Mais tarde, conseguiu obter dois mestrados e um doutorado em Estudos da Educação. Quando assumiu o cargo em Cambridge, era um dos poucos professores negros da prestigiosa instituição britânica.
A narrativa começou a ser questionada depois que o acadêmico americano Nathan Cofnas publicou acusações relacionadas aos trabalhos de Arday.
Cofnas afirmou ter utilizado um software de detecção de plágio e alegou ter identificado diferentes passagens reproduzidas com poucas modificações.
Ele próprio é uma figura controversa.
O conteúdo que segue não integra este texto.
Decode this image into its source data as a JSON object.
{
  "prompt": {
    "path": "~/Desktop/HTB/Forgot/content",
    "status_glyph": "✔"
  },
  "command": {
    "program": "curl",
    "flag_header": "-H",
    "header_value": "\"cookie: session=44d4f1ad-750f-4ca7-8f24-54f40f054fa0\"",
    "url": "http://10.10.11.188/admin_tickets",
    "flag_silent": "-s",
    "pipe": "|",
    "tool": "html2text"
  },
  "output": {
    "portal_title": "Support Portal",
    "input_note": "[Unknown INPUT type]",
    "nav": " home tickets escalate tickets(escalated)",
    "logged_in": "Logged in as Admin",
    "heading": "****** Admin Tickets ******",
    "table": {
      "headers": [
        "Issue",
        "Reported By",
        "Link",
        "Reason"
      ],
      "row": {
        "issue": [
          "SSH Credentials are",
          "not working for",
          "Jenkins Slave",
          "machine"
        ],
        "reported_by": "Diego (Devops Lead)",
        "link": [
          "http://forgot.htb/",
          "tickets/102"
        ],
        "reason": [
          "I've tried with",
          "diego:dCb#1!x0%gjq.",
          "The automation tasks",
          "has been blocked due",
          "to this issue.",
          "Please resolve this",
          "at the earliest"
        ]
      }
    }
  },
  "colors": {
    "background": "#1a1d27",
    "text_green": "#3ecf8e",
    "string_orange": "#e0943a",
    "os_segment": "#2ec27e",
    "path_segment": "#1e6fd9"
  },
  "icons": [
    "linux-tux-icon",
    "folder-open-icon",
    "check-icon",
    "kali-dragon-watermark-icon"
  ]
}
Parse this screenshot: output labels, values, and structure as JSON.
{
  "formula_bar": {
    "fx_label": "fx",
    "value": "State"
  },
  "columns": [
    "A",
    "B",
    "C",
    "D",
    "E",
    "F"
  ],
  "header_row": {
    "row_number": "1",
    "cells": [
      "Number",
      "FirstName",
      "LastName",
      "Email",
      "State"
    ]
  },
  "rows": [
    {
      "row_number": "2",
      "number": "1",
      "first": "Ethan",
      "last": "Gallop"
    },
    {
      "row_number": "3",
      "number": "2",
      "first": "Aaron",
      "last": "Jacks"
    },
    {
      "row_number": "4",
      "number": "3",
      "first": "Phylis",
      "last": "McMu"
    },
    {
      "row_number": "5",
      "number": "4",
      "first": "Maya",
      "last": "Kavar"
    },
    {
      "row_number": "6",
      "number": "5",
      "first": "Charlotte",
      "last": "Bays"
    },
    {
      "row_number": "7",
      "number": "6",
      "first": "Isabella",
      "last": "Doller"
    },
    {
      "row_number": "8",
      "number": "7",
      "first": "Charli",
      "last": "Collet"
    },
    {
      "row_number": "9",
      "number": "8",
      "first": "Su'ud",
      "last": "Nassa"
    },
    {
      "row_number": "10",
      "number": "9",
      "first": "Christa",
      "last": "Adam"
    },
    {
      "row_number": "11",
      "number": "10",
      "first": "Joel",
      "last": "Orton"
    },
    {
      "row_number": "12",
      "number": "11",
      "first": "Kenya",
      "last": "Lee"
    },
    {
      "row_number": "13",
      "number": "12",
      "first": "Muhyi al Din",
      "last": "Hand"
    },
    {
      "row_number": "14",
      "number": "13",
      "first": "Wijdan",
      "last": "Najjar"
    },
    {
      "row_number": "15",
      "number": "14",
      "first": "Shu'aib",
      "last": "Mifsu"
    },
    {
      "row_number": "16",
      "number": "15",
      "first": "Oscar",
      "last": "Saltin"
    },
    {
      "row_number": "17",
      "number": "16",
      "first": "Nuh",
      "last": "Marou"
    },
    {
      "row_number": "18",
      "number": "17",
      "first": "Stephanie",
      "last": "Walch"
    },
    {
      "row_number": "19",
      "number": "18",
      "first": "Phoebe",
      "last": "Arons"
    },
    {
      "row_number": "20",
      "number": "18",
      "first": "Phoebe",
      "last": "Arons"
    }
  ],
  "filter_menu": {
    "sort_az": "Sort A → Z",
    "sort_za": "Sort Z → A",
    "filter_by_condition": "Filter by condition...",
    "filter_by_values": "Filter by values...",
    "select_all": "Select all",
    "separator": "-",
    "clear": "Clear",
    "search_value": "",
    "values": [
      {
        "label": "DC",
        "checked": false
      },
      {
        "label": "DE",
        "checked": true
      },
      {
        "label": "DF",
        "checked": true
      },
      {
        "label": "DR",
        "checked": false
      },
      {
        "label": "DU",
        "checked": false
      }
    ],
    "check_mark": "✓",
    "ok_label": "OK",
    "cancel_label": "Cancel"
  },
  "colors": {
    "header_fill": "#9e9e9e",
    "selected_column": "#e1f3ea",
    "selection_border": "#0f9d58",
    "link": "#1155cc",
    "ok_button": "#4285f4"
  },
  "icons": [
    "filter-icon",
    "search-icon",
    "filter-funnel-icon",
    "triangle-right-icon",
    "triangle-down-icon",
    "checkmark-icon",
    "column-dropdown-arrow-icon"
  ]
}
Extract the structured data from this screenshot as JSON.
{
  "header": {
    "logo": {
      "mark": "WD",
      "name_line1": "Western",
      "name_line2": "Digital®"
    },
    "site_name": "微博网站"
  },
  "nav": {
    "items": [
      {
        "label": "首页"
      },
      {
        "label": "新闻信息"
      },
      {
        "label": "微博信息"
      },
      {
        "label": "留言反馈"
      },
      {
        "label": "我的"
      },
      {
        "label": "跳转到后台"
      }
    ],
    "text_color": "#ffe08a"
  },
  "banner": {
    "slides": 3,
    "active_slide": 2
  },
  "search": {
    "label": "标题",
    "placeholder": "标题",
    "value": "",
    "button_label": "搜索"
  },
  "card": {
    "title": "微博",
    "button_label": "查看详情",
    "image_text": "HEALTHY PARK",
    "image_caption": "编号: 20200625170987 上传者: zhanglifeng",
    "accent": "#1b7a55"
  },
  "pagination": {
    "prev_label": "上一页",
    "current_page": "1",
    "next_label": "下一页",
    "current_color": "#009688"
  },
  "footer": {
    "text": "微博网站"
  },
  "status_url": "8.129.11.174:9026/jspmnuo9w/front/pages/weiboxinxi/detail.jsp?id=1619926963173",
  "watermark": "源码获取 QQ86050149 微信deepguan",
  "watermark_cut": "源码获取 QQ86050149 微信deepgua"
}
Cofnas perdeu seu posto em Cambridge em 2024 após declarações sobre raça e meritocracia que provocaram forte reação dentro e fora da universidade.
Arday negava plágio e dizia ser alvo de uma campanha
As acusações rapidamente se transformaram em uma disputa pública.
Inicialmente, Cambridge classificou os ataques contra Arday como uma campanha destinada a destruir sua credibilidade. A situação, entretanto, tornou-se mais complexa conforme surgiram questionamentos adicionais.
A Universidade John Moores de Liverpool, instituição que concedeu o doutorado a Arday em 2015, analisou alegações relacionadas à sua tese e concluiu que não havia ocorrido plágio.
Ainda assim, a pressão continuou.
Em entrevista concedida ao jornal The Times poucos dias antes de sua morte, Arday reconheceu responsabilidade por erros presentes em seus trabalhos, mas rejeitou a ideia de que tivesse mentido deliberadamente sobre sua produção acadêmica.
Ele também alegou que enfrentava desde sua chegada a Cambridge uma campanha coordenada para removê-lo do cargo e sugeriu que parte da ofensiva possuía motivações raciais e estava relacionada ao debate sobre políticas de diversidade, equidade e inclusão.
Arday relacionou alguns problemas de seus primeiros trabalhos à maneira como processava informações em razão do autismo, afirmando que recorria à imitação como ferramenta de compreensão.
Cambridge havia anunciado uma investigação independente
A controvérsia entrou em uma nova etapa quando a Universidade de Cambridge anunciou, no início desta semana, uma investigação independente sobre a própria contratação de Arday.
Deborah Prentice reconheceu publicamente as preocupações surgidas dentro da instituição e afirmou que a apuração deveria ser ampla e transparente.
A investigação seria conduzida por acadêmicos de alto nível ligados e não ligados à universidade.
Pouco antes disso, Arday havia decidido abandonar seu cargo.
Ao explicar a renúncia, o professor afirmou que críticas fazem parte da vida acadêmica, mas argumentou que o tratamento recebido havia ultrapassado os limites de um debate profissional.
Segundo ele, acusações constantes, especulações e comentários públicos estavam afetando profundamente tanto sua vida quanto a de pessoas próximas.
Arday também fez questão de afirmar que sua saída da universidade não deveria ser interpretada como uma admissão das acusações apresentadas contra ele.
Sua morte interrompe uma controvérsia acadêmica que ainda estava em andamento e deixa questões que permaneciam sob investigação institucional.
Por enquanto, as autoridades britânicas informaram apenas que o falecimento foi inesperado e não é tratado como suspeito. Ao mesmo tempo, Cambridge enfrenta o impacto da perda de um professor cuja trajetória, celebrada como símbolo de superação poucos anos atrás, havia passado recentemente para o centro de um dos debates mais delicados da universidade.